The leaves and stem of artichokes that are discarded at the Rialto fruit and vegetable market are turned into innovative products for haircare.
The transition from the market to the hairdressing salon is possible thanks to ‘HAIR: hair e agrifood rinnovare riciclando’, a research project at Ca’ Foscari which was funded by the European Social Fund through the Veneto region.
A team of Ca’ Foscari sciences have patented the optimal release of active molecules and a spinoff on sustainable cosmetics. In this case, the source of molecules is the artichoke, such as the one from Sant’Erasmo, which is protected by Slowfood and is a source of pride for the Venetian lagoon.
The properties of artichoke waste
When an artichoke is processed, 60% of it is treated as waste. The head and internal bract are edible, while the leaves, stem and external bracts are discarded.
In the lab, however, waste can become a resource. Ultrasounds and microwaves allow for the extraction of nutritious polyphenolic and polysaccharide substances, which are then lyophilised and prepared with the advanced techniques developed at Ca’ Foscari.
The artichoke’s properties are known: it is cleansing, anti-oxidant, diuretic, anti-inflammatory, cardio-protective and anti-thrombotic.
Made for hair care
Haircare products that were tested during the research project proved that giving new value and use to artichoke waste is possible. Hair benefits from these substances, given that the formula works against free radicals.

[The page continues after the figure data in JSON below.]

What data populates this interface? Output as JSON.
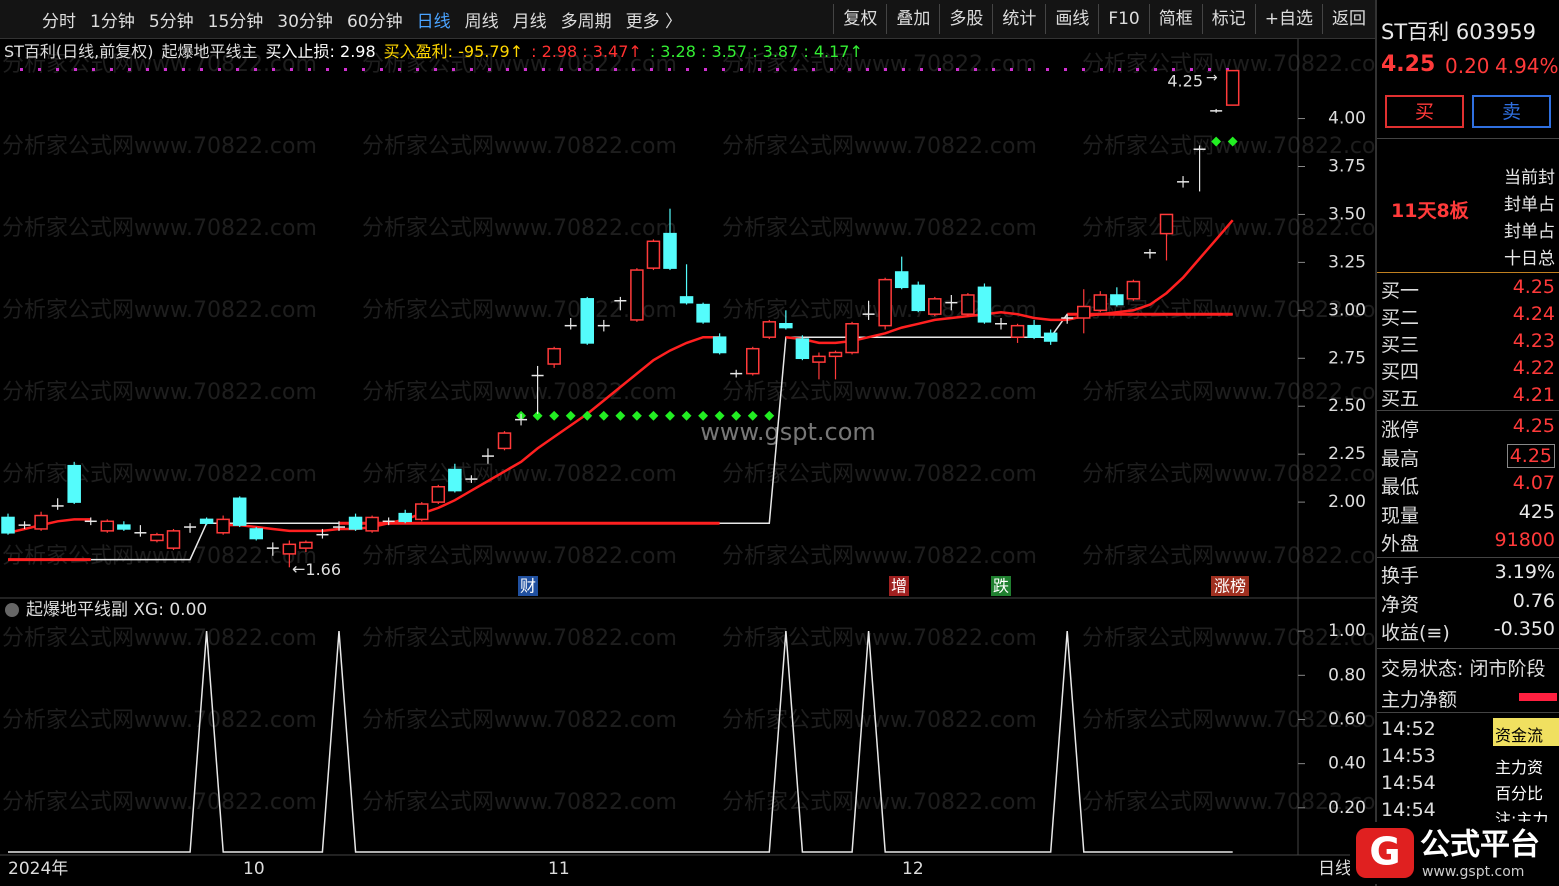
{
  "toolbar": {
    "left": [
      "分时",
      "1分钟",
      "5分钟",
      "15分钟",
      "30分钟",
      "60分钟",
      "日线",
      "周线",
      "月线",
      "多周期",
      "更多 〉"
    ],
    "right": [
      "复权",
      "叠加",
      "多股",
      "统计",
      "画线",
      "F10",
      "简框",
      "标记",
      "+自选",
      "返回"
    ]
  },
  "header": {
    "title": "ST百利(日线,前复权)",
    "indicator": "起爆地平线主",
    "stop_loss": "买入止损: 2.98",
    "profit": "买入盈利: -95.79↑",
    "targets_red": ": 2.98 : 3.47↑",
    "targets_green": ": 3.28 : 3.57 : 3.87 : 4.17↑"
  },
  "chart_data": [
    {
      "type": "candlestick",
      "ylim": [
        1.5,
        4.42
      ],
      "yticks": [
        {
          "value": 4,
          "label": "4.00"
        },
        3.75,
        {
          "value": 3.5,
          "label": "3.50"
        },
        3.25,
        {
          "value": 3,
          "label": "3.00"
        },
        2.75,
        {
          "value": 2.5,
          "label": "2.50"
        },
        2.25,
        {
          "value": 2,
          "label": "2.00"
        }
      ],
      "x_labels": [
        "2024年",
        "10",
        "11",
        "12"
      ],
      "period_label": "日线",
      "markers": [
        "财",
        "增",
        "跌",
        "涨榜"
      ],
      "candles": {
        "up_color": "#ff3a3a",
        "down_color": "#54fcfc",
        "open": [
          1.92,
          1.88,
          1.86,
          1.98,
          2.19,
          1.9,
          1.85,
          1.88,
          1.84,
          1.8,
          1.76,
          1.87,
          1.91,
          1.84,
          2.02,
          1.86,
          1.76,
          1.73,
          1.76,
          1.83,
          1.87,
          1.92,
          1.85,
          1.9,
          1.94,
          1.91,
          2.0,
          2.17,
          2.12,
          2.24,
          2.28,
          2.43,
          2.66,
          2.72,
          2.92,
          3.06,
          2.92,
          3.05,
          2.95,
          3.22,
          3.4,
          3.07,
          3.03,
          2.86,
          2.67,
          2.67,
          2.86,
          2.93,
          2.85,
          2.73,
          2.76,
          2.78,
          2.98,
          2.92,
          3.2,
          3.13,
          2.98,
          3.04,
          2.98,
          3.12,
          2.93,
          2.86,
          2.92,
          2.88,
          2.96,
          2.96,
          3.0,
          3.08,
          3.06,
          3.3,
          3.4,
          3.67,
          3.84,
          4.04,
          4.07
        ],
        "high": [
          1.94,
          1.9,
          1.95,
          2.02,
          2.21,
          1.92,
          1.91,
          1.9,
          1.88,
          1.84,
          1.86,
          1.89,
          1.92,
          1.93,
          2.03,
          1.87,
          1.79,
          1.8,
          1.8,
          1.86,
          1.9,
          1.94,
          1.93,
          1.92,
          1.96,
          2.0,
          2.09,
          2.2,
          2.14,
          2.28,
          2.37,
          2.46,
          2.71,
          2.81,
          2.96,
          3.07,
          2.95,
          3.07,
          3.22,
          3.37,
          3.53,
          3.24,
          3.04,
          2.88,
          2.69,
          2.81,
          2.95,
          3.0,
          2.87,
          2.78,
          2.79,
          2.94,
          3.05,
          3.17,
          3.28,
          3.15,
          3.07,
          3.08,
          3.09,
          3.14,
          2.96,
          2.93,
          2.95,
          2.9,
          2.98,
          3.11,
          3.1,
          3.12,
          3.16,
          3.32,
          3.5,
          3.7,
          3.86,
          4.05,
          4.25
        ],
        "low": [
          1.83,
          1.86,
          1.85,
          1.96,
          1.99,
          1.88,
          1.84,
          1.85,
          1.82,
          1.79,
          1.75,
          1.84,
          1.88,
          1.83,
          1.87,
          1.8,
          1.72,
          1.66,
          1.74,
          1.81,
          1.85,
          1.85,
          1.84,
          1.88,
          1.89,
          1.9,
          1.99,
          2.05,
          2.1,
          2.2,
          2.27,
          2.4,
          2.46,
          2.7,
          2.9,
          2.82,
          2.89,
          3.0,
          2.94,
          3.21,
          3.21,
          3.03,
          2.93,
          2.77,
          2.65,
          2.66,
          2.85,
          2.9,
          2.74,
          2.64,
          2.64,
          2.77,
          2.95,
          2.9,
          3.11,
          2.99,
          2.97,
          3.0,
          2.97,
          2.93,
          2.9,
          2.83,
          2.85,
          2.82,
          2.93,
          2.88,
          2.99,
          3.02,
          3.05,
          3.27,
          3.26,
          3.64,
          3.62,
          4.03,
          4.07
        ],
        "close": [
          1.84,
          1.88,
          1.93,
          1.98,
          2.0,
          1.9,
          1.9,
          1.86,
          1.84,
          1.83,
          1.85,
          1.87,
          1.89,
          1.91,
          1.88,
          1.81,
          1.76,
          1.78,
          1.79,
          1.83,
          1.87,
          1.86,
          1.92,
          1.9,
          1.9,
          1.99,
          2.08,
          2.06,
          2.12,
          2.24,
          2.36,
          2.43,
          2.66,
          2.8,
          2.92,
          2.83,
          2.92,
          3.05,
          3.21,
          3.36,
          3.22,
          3.04,
          2.94,
          2.78,
          2.67,
          2.8,
          2.94,
          2.91,
          2.75,
          2.76,
          2.78,
          2.93,
          2.98,
          3.16,
          3.12,
          3.0,
          3.06,
          3.04,
          3.08,
          2.94,
          2.93,
          2.92,
          2.86,
          2.84,
          2.96,
          3.02,
          3.08,
          3.03,
          3.15,
          3.3,
          3.5,
          3.67,
          3.84,
          4.04,
          4.25
        ]
      },
      "series": [
        {
          "kind": "line",
          "color": "#e8e8e8",
          "width": 1.5,
          "values": [
            null,
            null,
            null,
            null,
            null,
            1.7,
            1.7,
            1.7,
            1.7,
            1.7,
            1.7,
            1.7,
            1.89,
            1.89,
            1.89,
            1.89,
            1.89,
            1.89,
            1.89,
            1.89,
            1.89,
            1.89,
            1.89,
            1.89,
            1.89,
            1.89,
            1.89,
            1.89,
            1.89,
            1.89,
            1.89,
            1.89,
            1.89,
            1.89,
            1.89,
            1.89,
            1.89,
            1.89,
            1.89,
            1.89,
            1.89,
            1.89,
            1.89,
            1.89,
            1.89,
            1.89,
            1.89,
            2.86,
            2.86,
            2.86,
            2.86,
            2.86,
            2.86,
            2.86,
            2.86,
            2.86,
            2.86,
            2.86,
            2.86,
            2.86,
            2.86,
            2.86,
            2.86,
            2.86,
            2.98,
            2.98,
            2.98,
            2.98,
            2.98,
            2.98,
            2.98,
            2.98,
            2.98,
            2.98,
            2.98
          ]
        },
        {
          "kind": "line",
          "color": "#ff2020",
          "width": 3,
          "values": [
            1.7,
            1.7,
            1.7,
            1.7,
            1.7,
            1.7,
            null,
            null,
            null,
            null,
            null,
            null,
            null,
            null,
            null,
            null,
            null,
            null,
            null,
            null,
            1.89,
            1.89,
            1.89,
            1.89,
            1.89,
            1.89,
            1.89,
            1.89,
            1.89,
            1.89,
            1.89,
            1.89,
            1.89,
            1.89,
            1.89,
            1.89,
            1.89,
            1.89,
            1.89,
            1.89,
            1.89,
            1.89,
            1.89,
            1.89,
            null,
            null,
            null,
            null,
            null,
            null,
            null,
            null,
            null,
            null,
            null,
            null,
            null,
            null,
            null,
            null,
            null,
            null,
            null,
            null,
            2.98,
            2.98,
            2.98,
            2.98,
            2.98,
            2.98,
            2.98,
            2.98,
            2.98,
            2.98,
            2.98
          ]
        },
        {
          "kind": "line",
          "color": "#ff2020",
          "width": 2.5,
          "values": [
            1.84,
            1.86,
            1.88,
            1.9,
            1.91,
            1.91,
            null,
            null,
            null,
            null,
            null,
            null,
            null,
            1.88,
            1.88,
            1.87,
            1.86,
            1.85,
            1.85,
            1.85,
            1.86,
            1.86,
            1.87,
            1.89,
            1.91,
            1.94,
            1.97,
            2.01,
            2.06,
            2.11,
            2.16,
            2.21,
            2.28,
            2.34,
            2.4,
            2.46,
            2.53,
            2.6,
            2.67,
            2.74,
            2.79,
            2.83,
            2.86,
            2.86,
            null,
            null,
            null,
            2.86,
            2.85,
            2.83,
            2.83,
            2.84,
            2.86,
            2.88,
            2.91,
            2.93,
            2.95,
            2.96,
            2.97,
            2.98,
            2.99,
            2.98,
            2.96,
            2.95,
            2.95,
            2.97,
            2.98,
            2.99,
            3.0,
            3.03,
            3.09,
            3.17,
            3.27,
            3.37,
            3.47
          ]
        },
        {
          "kind": "diamond",
          "color": "#22ee22",
          "values": [
            null,
            null,
            null,
            null,
            null,
            null,
            null,
            null,
            null,
            null,
            null,
            null,
            null,
            null,
            null,
            null,
            null,
            null,
            null,
            null,
            null,
            null,
            null,
            null,
            null,
            null,
            null,
            null,
            null,
            null,
            null,
            2.45,
            2.45,
            2.45,
            2.45,
            2.45,
            2.45,
            2.45,
            2.45,
            2.45,
            2.45,
            2.45,
            2.45,
            2.45,
            2.45,
            2.45,
            2.45,
            null,
            null,
            null,
            null,
            null,
            null,
            null,
            null,
            null,
            null,
            null,
            null,
            null,
            null,
            null,
            null,
            null,
            null,
            null,
            null,
            null,
            null,
            null,
            null,
            null,
            null,
            3.88,
            3.88
          ]
        }
      ]
    },
    {
      "type": "line",
      "title": "起爆地平线副 XG: 0.00",
      "ylim": [
        0,
        1.15
      ],
      "color": "#e8e8e8",
      "yticks": [
        {
          "value": 1,
          "label": "1.00"
        },
        {
          "value": 0.8,
          "label": "0.80"
        },
        {
          "value": 0.6,
          "label": "0.60"
        },
        {
          "value": 0.4,
          "label": "0.40"
        },
        {
          "value": 0.2,
          "label": "0.20"
        }
      ],
      "values": [
        0,
        0,
        0,
        0,
        0,
        0,
        0,
        0,
        0,
        0,
        0,
        0,
        1,
        0,
        0,
        0,
        0,
        0,
        0,
        0,
        1,
        0,
        0,
        0,
        0,
        0,
        0,
        0,
        0,
        0,
        0,
        0,
        0,
        0,
        0,
        0,
        0,
        0,
        0,
        0,
        0,
        0,
        0,
        0,
        0,
        0,
        0,
        1,
        0,
        0,
        0,
        0,
        1,
        0,
        0,
        0,
        0,
        0,
        0,
        0,
        0,
        0,
        0,
        0,
        1,
        0,
        0,
        0,
        0,
        0,
        0,
        0,
        0,
        0,
        0
      ]
    }
  ],
  "watermarks": {
    "site": "分析家公式网www.70822.com",
    "center": "www.gspt.com",
    "logo": "公式平台",
    "logo_url": "www.gspt.com"
  },
  "quote": {
    "name": "ST百利 603959",
    "price": "4.25",
    "change": "0.20",
    "pct": "4.94%",
    "buy": "买",
    "sell": "卖",
    "streak": "11天8板",
    "notes": [
      "当前封",
      "封单占",
      "封单占",
      "十日总"
    ],
    "book": [
      [
        "买一",
        "4.25"
      ],
      [
        "买二",
        "4.24"
      ],
      [
        "买三",
        "4.23"
      ],
      [
        "买四",
        "4.22"
      ],
      [
        "买五",
        "4.21"
      ]
    ],
    "stats": [
      [
        "涨停",
        "4.25"
      ],
      [
        "最高",
        "4.25"
      ],
      [
        "最低",
        "4.07"
      ],
      [
        "现量",
        "425"
      ],
      [
        "外盘",
        "91800"
      ]
    ],
    "stats2": [
      [
        "换手",
        "3.19%"
      ],
      [
        "净资",
        "0.76"
      ],
      [
        "收益(≡)",
        "-0.350"
      ]
    ],
    "status": "交易状态: 闭市阶段",
    "flow": "主力净额",
    "times": [
      "14:52",
      "14:53",
      "14:54",
      "14:54"
    ],
    "flow_box": [
      "资金流",
      "主力资",
      "百分比",
      "注:主力"
    ]
  }
}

The scalp is gently nourished.
The researcher Lilia Longo worked on the project thanks to the support of ESF. She was assisted by the specialists of the CatMat lab, which is directed by Professor Michela Signoretto, who contributed to optimising the formulas along with Federica Menegazzo and Elena Ghedini, the co-founder and scientific director of the Ve Nice srl startup.

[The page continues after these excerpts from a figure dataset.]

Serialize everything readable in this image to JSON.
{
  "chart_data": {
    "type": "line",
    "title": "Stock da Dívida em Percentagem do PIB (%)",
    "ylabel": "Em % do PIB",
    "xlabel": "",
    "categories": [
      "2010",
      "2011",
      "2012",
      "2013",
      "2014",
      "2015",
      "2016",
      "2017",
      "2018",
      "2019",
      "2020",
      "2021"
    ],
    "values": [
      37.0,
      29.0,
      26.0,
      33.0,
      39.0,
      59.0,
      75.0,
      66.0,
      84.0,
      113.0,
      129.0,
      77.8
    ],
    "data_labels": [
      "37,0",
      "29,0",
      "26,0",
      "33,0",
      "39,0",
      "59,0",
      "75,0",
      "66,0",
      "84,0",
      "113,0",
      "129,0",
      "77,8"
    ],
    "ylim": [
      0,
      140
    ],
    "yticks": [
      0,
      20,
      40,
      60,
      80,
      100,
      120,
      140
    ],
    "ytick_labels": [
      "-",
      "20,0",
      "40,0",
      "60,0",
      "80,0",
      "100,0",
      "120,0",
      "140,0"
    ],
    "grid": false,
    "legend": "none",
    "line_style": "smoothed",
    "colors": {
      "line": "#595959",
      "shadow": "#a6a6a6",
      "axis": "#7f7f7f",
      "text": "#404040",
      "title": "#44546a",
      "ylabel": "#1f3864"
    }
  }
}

Professor Giancarlo Cravotto and researchers Giorgio Grillo and Silvia Tabasso of the University of Turin collaborated on the scientific section, in particular for the extraction technologies.
Laboratories connected with the local territory
Local companies are at the beginning and end of the process. On the one hand there is the supplier of biomass, i.e. the artichoke waste, which comes from the Rialto market of Biscotti srl. On the other hand, there are the hair stylists that can use the product every day for their job — the project involved the professionals of Trilab salons, who field tested the efficacy of the product.

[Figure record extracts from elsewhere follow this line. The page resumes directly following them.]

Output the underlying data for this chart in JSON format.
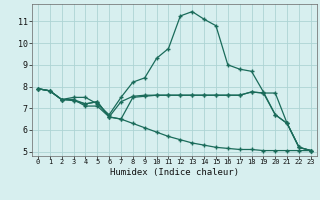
{
  "xlabel": "Humidex (Indice chaleur)",
  "bg_color": "#d7efef",
  "grid_color": "#aed4d4",
  "line_color": "#1a6b5a",
  "xlim": [
    -0.5,
    23.5
  ],
  "ylim": [
    4.8,
    11.8
  ],
  "yticks": [
    5,
    6,
    7,
    8,
    9,
    10,
    11
  ],
  "xticks": [
    0,
    1,
    2,
    3,
    4,
    5,
    6,
    7,
    8,
    9,
    10,
    11,
    12,
    13,
    14,
    15,
    16,
    17,
    18,
    19,
    20,
    21,
    22,
    23
  ],
  "series1_y": [
    7.9,
    7.8,
    7.4,
    7.5,
    7.5,
    7.2,
    6.7,
    7.5,
    8.2,
    8.4,
    9.3,
    9.75,
    11.25,
    11.45,
    11.1,
    10.8,
    9.0,
    8.8,
    8.7,
    7.75,
    6.7,
    6.3,
    5.2,
    5.05
  ],
  "series2_y": [
    7.9,
    7.8,
    7.4,
    7.35,
    7.2,
    7.3,
    6.6,
    6.5,
    7.5,
    7.55,
    7.6,
    7.6,
    7.6,
    7.6,
    7.6,
    7.6,
    7.6,
    7.6,
    7.75,
    7.7,
    7.7,
    6.3,
    5.2,
    5.05
  ],
  "series3_y": [
    7.9,
    7.8,
    7.4,
    7.4,
    7.2,
    7.3,
    6.6,
    7.3,
    7.55,
    7.6,
    7.6,
    7.6,
    7.6,
    7.6,
    7.6,
    7.6,
    7.6,
    7.6,
    7.75,
    7.7,
    6.7,
    6.3,
    5.2,
    5.05
  ],
  "series4_y": [
    7.9,
    7.8,
    7.4,
    7.4,
    7.1,
    7.1,
    6.6,
    6.5,
    6.3,
    6.1,
    5.9,
    5.7,
    5.55,
    5.4,
    5.3,
    5.2,
    5.15,
    5.1,
    5.1,
    5.05,
    5.05,
    5.05,
    5.05,
    5.05
  ]
}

“We chose the artichoke not only because it is the source of a great quantity of waste and it is full of active ingredients that can be used in cosmetics,” says Elena Ghedini, “but also because it is local. The ‘violetto di Sant’Erasmo’ is a variety of artichoke that is cultivated in the Venetian islands of Sant’Erasmo, Lio Piccolo and Mazzorbo. It is a fine variety and it is one of the symbols of the city. The Hair project wants to promote research, innovation and partnerships in the territory in order to give value to its natural resources.”
This project is an example of a circular economy and it is in line with the sustainability objectives of the university and of the city” says Professor Michela Signoretto. “Venice is promoting itself as the world capital of sustainability with a project that aims to revitalise the local territory in a sustainable way. The Veneto region has agreed to oversee this process by supporting the activities that have already been started by the Municipality of Venice, by Venetian universities and by the world of institutions and enterprises.”